Here. and page 10 are the PID settings. I think the Vetrano and Verona are the same I could be wrong.

https://www.chriscoffee.com/v/vspfiles/manuals/Vetrano_2B_Owners_Manual.pdf


----------



## MildredM (Feb 13, 2017)

Hi @Lesley welcome to the forum!

Let us know if the manual suggested by Jony helps


----------



## El carajillo (Mar 16, 2013)

Jony said:


> Here. and page 10 are the PID settings. I think the Vetrano and Verona are the same I could be wrong.
> 
> https://www.chriscoffee.com/v/vspfiles/manuals/Vetrano_2B_Owners_Manual.pdf


This is not the same as the Verona manual written up by Dave c. The Verona manual is far more detailed inc settings for D-scaling.

Check Bella Barista website or contact Dave c.

.


----------



## Jony (Sep 8, 2017)

Post a link then. I had a look on BB and couldn't find it.


----------



## El carajillo (Mar 16, 2013)

Jony said:


> Post a link then. I had a look on BB and couldn't find it.


I do not have a link but BB probably has PDF pages. I cannot scan to PC at moment or would have done .


----------



## Lesley (Aug 22, 2018)

Jony said:


> Here. and page 10 are the PID settings. I think the Vetrano and Verona are the same I could be wrong.
> 
> https://www.chriscoffee.com/v/vspfiles/manuals/Vetrano_2B_Owners_Manual.pdf


Thank you for the link to a copy of the full manual.

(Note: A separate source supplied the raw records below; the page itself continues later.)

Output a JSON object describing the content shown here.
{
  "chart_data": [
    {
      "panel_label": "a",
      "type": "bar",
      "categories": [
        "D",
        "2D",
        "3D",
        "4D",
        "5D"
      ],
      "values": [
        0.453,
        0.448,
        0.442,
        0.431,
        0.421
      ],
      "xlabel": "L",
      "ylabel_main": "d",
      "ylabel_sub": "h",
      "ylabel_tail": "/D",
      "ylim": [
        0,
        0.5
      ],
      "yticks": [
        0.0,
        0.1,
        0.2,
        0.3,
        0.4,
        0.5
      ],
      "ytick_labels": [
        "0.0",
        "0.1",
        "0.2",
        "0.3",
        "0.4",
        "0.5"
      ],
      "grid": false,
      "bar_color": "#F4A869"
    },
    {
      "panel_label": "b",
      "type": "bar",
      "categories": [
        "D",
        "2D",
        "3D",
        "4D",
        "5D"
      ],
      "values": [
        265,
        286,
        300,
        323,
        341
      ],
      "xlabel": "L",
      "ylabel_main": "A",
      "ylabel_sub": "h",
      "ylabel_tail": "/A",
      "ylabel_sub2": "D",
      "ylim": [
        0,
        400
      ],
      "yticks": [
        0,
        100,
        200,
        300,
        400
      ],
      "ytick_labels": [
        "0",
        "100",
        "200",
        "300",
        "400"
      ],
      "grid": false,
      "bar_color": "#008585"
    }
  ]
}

Jony, your response to my enquiry is very impressive, I can not thank you enough, my daughter will be happy now I will be able to provide her with a good coffee first thing in the morning.

I will be adding further info as a new member after my busy bank holiday. It seems to be the best forum I've ever visited.

Thaks again Jony


----------